Michael Young, applications engineer, thermal management at Vertiv.

Michael Young, applications engineer, thermal management at Vertiv.

The growing energy requirements of data centres are making them costly to run, and putting the IT industry under pressure to lower its energy consumption. At the same time, data centre managers are under pressure to optimise facility infrastructure to ensure efficiency, performance and reliability.

Many data centre managers are under the false impression that to maintain optimum temperatures in the data centre, they need to overcool the supply air. But this isn't the case.

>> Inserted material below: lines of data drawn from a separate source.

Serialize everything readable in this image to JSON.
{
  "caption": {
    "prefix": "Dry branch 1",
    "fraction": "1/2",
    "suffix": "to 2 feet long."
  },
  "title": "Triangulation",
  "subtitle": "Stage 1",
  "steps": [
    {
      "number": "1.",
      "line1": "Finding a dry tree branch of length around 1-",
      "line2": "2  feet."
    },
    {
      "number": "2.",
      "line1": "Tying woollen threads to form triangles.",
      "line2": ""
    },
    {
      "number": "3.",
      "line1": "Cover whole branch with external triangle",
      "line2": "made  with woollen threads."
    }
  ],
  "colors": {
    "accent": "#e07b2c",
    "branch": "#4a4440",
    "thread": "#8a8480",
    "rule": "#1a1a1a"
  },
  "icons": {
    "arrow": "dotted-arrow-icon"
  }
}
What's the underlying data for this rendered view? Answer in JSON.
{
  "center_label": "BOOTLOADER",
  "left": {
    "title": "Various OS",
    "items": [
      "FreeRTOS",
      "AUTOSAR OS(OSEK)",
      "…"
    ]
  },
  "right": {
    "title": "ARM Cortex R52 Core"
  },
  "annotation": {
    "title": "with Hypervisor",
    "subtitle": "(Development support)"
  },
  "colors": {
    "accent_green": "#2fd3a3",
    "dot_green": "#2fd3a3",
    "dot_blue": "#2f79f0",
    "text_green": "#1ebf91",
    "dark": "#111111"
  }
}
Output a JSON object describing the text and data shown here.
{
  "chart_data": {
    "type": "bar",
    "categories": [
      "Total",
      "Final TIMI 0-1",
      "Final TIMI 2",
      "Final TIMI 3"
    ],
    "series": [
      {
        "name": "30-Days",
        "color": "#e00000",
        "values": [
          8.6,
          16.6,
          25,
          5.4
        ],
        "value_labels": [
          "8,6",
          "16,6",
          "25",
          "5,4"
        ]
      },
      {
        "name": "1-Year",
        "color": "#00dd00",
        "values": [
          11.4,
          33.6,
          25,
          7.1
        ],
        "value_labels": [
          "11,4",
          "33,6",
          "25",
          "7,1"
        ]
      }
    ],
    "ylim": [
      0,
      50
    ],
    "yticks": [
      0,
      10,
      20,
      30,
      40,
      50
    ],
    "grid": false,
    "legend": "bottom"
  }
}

In reality, they need to create more favourable conditions.

"Increasing the data centre temperature now allows one to implement energy-saving technology within their data centre," says Michael Young, applications engineer, thermal management, at Vertiv.

Young will be presenting on 'The impact of increasing the operating temperatures of your data centre', at the ITWeb Data Centre Summit, to be held on 10 July, at The Forum in Bryanston.

Young believes the best way to get around the data centre's high power usage challenge is through management of the IT team.

"Energy is wasted when cooling units do not operate at their peak design load, when servers are installed in the incorrect orientation and when the installation of equipment is not performed correctly."

Delegates attending Young's talk will learn about the impact a higher operating temperature will have on the existing cooling unit, and will see how raising the operating temperatures increases energy efficiency of the cooling unit. In addition, he will discuss how to improve energy efficiency without compromising server operations.

"The major takeaway is to be cautious when randomly deciding to increase the operating temperatures of your data centre," concludes Young.

"Always understand what is occurring within the system, as altering one parameter can cause a negative knock-on effect on another piece of equipment within the system."